This thing was closer than the final tally. The Jackets nearly won Game 3 in overtime, when a shot at a gaping net somehow turned into a facemask save by Fleury. The Jackets won Game 4. It can be argued that, if not for Fleury’s mask, we’d have a Game 6 Sunday at Nationwide Arena. It can also be argued that, if not for Fleury’s 49 saves in Game 5, the Jackets have a chance to advance.
“We played our (glutei) off,” Jackets coach John Tortorella said. “That’s not a 4-1 series.”
Jackets fans will stew over the officiating, and their beefs will not be wholly without merit. The fateful call came early in the third period.

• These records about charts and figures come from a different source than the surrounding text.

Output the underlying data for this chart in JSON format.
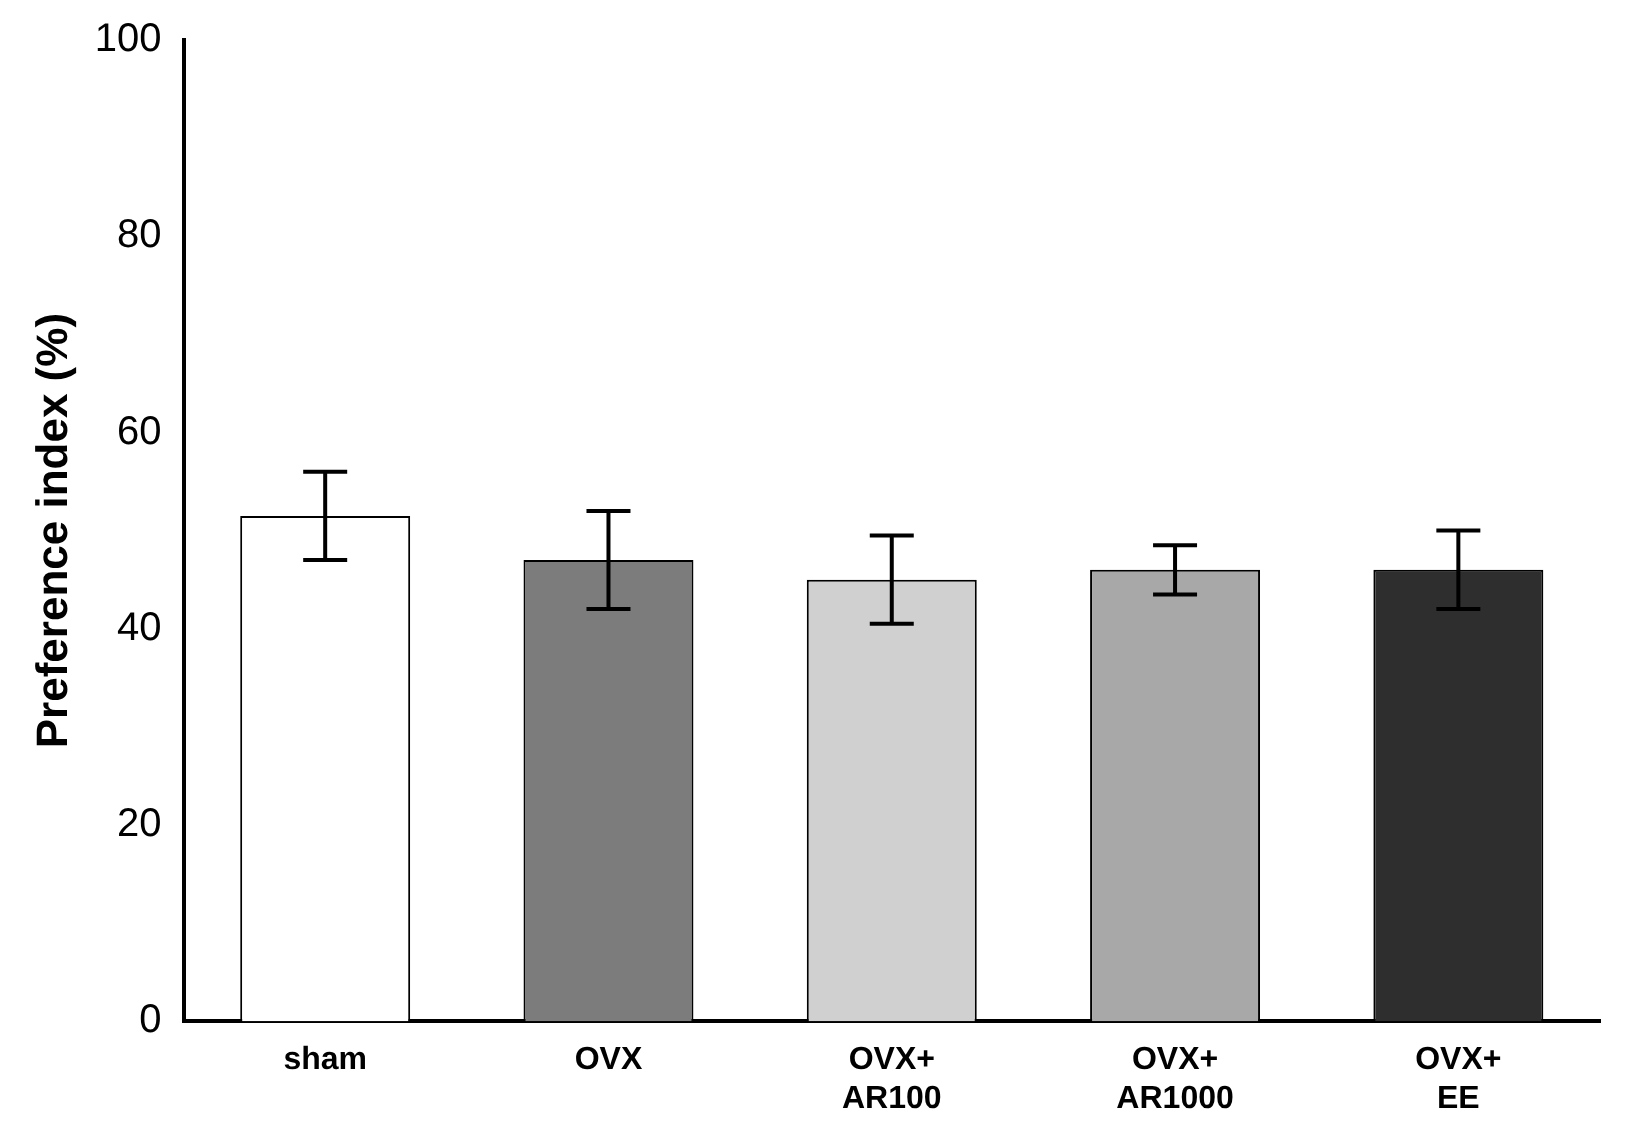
{
  "chart_data": {
    "type": "bar",
    "ylabel": "Preference index (%)",
    "categories": [
      "sham",
      "OVX",
      "OVX+\nAR100",
      "OVX+\nAR1000",
      "OVX+\nEE"
    ],
    "values": [
      51.5,
      47,
      45,
      46,
      46
    ],
    "errors": [
      4.5,
      5,
      4.5,
      2.5,
      4
    ],
    "colors": [
      "#ffffff",
      "#7c7c7c",
      "#d0d0d0",
      "#a8a8a8",
      "#2e2e2e"
    ],
    "ylim": [
      0,
      100
    ],
    "yticks": [
      0,
      20,
      40,
      60,
      80,
      100
    ],
    "grid": false,
    "legend": false
  }
}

A goal by Oliver Bjorkstrand — which would have tied the score at 3 — was wiped out on a goaltender’s interference penalty on Alexander Wennberg.
When the so-called foul occurred, Fleury was outside of his crease and Wennberg was being hooked, rather blatantly, by Scott Wilson. Fleury embellished the contact with a lovely back dive and the referees either missed or ignored the hook. The Penguins went on a power play and the rest is history.
Playoff officiating can be capricious. You want to avoid complaint? Winning helps.
The Jackets ran into just enough bad luck to stunt a series of fine efforts. They had no luck in Games 1 and 2 — seriously, none at all. They lost their star rookie defenseman, Zach Werenski, who took a puck in the face in Game 3. They lost their captain, Nick Foligno, to a lower-body injury in Game 5. There was a lot that was scrambled in front of Bobrovsky, who never got comfortable.
Here, the series in a nutshell:
Two elite shooters, Kessel and Crosby, scored power-play goals in Game 5. Are power-play goals Bob’s fault? Not really. Yet, at the same time, both goals were short-side jobs. The first one — which was the first goal of the game — Bobrovsky usually swallows, and he never saw it, and he wasn’t screened.
Meanwhile, Fleury beat the Jackets like a rented mule.